When you have the right record keeping systems in place, they are current, accurate and you know your numbers, you can have your bookkeeping staff educated ** with the information on how your CPA wants information plugged in your profit and loss statement and pulled to send to them, and the documentation you are going to need to support your tax deductions for the year. Typically you get the major logistics of this set up the first year and then annually review and update.

**Educated note above: Each time you take time to educate staff on something that is repetitive that may need to be explained to over and over again in case of turn over etc… do a procedures manual in audio and written format, it’s a pain the first time but a life saver over the long run – 208-263-7202 ask about the procedures manual Connector Call.

It meant the difference between a 28% + tax bracket and an average less than 15% for our students.

THIS CAN BE YOU

THIS SHOULD BE YOU

Give yourself a Christmas Bonus Come Early

That  lucky 13% average difference that is recouped and back in your pocket can be used for many other exciting things to be explored next time…
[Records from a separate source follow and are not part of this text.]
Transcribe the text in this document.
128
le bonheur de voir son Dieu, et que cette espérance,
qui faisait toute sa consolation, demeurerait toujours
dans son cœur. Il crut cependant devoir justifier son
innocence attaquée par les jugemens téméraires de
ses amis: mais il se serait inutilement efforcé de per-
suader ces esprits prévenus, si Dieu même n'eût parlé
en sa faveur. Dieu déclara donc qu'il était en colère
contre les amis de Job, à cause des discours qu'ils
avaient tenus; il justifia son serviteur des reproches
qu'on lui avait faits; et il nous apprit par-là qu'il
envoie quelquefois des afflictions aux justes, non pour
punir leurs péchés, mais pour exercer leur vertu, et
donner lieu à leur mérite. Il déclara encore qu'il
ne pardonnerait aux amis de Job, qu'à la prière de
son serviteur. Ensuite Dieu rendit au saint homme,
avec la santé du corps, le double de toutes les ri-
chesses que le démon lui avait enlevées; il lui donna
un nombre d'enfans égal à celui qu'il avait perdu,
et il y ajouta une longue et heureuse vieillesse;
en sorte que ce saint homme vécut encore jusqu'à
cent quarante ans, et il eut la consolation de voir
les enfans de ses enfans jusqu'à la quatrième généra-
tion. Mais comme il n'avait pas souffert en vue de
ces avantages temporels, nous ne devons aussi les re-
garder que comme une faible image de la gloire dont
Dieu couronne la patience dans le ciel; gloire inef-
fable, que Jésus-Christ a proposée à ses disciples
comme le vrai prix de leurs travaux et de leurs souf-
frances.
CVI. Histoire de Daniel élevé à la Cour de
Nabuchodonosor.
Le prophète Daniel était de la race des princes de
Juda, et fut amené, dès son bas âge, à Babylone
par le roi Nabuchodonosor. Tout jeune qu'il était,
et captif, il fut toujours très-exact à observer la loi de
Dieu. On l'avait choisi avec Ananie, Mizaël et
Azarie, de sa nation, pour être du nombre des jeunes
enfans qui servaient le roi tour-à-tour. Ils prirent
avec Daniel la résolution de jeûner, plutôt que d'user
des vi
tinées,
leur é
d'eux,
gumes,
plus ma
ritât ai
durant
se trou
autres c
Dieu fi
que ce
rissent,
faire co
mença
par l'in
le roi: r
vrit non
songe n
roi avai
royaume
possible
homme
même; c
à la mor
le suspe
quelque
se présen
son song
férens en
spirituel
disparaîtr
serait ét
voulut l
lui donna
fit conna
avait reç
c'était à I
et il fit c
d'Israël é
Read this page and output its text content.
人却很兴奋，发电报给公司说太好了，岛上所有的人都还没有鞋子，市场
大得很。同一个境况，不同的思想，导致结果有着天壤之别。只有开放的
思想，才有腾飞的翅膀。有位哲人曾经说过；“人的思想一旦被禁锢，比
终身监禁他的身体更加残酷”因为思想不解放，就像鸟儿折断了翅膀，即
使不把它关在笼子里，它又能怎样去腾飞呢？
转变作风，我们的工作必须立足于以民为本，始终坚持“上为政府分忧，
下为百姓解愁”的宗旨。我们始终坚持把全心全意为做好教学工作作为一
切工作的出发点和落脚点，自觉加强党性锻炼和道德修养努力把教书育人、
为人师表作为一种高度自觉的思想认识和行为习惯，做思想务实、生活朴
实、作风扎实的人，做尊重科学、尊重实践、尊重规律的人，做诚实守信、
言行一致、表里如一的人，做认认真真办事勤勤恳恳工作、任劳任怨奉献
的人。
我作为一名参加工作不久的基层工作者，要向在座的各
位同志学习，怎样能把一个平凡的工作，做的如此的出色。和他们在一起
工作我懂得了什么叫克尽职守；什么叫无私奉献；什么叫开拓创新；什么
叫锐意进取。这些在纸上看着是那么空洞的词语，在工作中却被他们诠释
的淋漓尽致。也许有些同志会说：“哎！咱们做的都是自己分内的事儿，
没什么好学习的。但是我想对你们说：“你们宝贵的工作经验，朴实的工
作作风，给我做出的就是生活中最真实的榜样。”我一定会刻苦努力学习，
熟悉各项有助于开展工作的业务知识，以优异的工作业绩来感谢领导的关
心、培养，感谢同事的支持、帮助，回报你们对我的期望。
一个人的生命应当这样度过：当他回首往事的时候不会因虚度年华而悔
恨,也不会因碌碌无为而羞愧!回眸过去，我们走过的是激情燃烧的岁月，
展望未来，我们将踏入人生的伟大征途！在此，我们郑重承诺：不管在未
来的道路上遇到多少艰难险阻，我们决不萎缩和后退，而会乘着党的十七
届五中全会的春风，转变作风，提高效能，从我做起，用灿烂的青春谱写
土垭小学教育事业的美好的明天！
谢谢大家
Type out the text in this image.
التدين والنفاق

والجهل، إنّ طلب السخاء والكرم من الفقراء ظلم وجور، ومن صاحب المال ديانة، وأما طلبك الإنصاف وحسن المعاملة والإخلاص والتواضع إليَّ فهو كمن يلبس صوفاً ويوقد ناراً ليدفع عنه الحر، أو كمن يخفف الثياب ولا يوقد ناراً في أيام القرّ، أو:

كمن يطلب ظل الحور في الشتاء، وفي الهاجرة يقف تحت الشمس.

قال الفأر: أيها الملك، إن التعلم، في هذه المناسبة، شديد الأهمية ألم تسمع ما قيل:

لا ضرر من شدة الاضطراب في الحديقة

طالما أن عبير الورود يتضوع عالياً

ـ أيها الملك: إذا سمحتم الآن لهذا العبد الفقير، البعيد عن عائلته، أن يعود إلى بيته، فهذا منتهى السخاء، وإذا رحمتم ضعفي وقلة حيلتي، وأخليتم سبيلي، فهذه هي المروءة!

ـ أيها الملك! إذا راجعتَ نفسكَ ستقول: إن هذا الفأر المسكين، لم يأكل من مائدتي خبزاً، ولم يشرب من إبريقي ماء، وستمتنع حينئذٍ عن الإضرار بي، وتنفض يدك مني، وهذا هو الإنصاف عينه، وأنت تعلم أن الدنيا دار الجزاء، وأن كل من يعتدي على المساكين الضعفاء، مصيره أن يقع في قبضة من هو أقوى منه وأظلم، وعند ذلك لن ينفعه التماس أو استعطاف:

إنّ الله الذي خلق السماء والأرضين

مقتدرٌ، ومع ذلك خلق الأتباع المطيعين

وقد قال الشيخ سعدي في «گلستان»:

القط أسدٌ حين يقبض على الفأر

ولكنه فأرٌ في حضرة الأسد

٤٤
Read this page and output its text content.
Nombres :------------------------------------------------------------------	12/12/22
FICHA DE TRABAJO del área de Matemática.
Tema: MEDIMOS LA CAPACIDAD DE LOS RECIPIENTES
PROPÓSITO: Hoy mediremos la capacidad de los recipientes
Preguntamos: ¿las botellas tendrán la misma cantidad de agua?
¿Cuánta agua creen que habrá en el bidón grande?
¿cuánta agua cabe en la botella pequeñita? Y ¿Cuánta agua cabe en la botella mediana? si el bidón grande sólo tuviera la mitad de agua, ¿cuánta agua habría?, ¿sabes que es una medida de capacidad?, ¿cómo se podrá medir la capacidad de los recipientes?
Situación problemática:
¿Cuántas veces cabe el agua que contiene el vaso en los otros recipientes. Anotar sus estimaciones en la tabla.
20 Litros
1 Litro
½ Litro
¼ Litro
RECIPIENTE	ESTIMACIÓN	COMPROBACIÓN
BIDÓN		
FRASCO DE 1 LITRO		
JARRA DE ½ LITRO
Remember! Let’s legally axe the tax and the Team Work Makes the Dream Work – Over and out.

Gabby Huguenin

Legacy Wealth Building, LLC

208-263-7202

High Net Worth Tax Planning for the Too Busy to do Tax Planning

Hey Doctors! Thanks for the calls this weekend on my post about tax planning high income solutions for the medical professional. Asset protection for clinics, hospitals, and doctors is a very hot topic right now. Any tax planning needs to include a strategy for protecting your assets from those pocketbook preditors!

Have a healthy and wealthy day!

Gabby Huguenin
Wealth Coach

208-263-7202

P.S. If you’re facing some tax challenges, cash flow issues, or need solid asset protection strategies give me a call! We have a number of powerful wealth building programs to help you in the process of building financial freedom.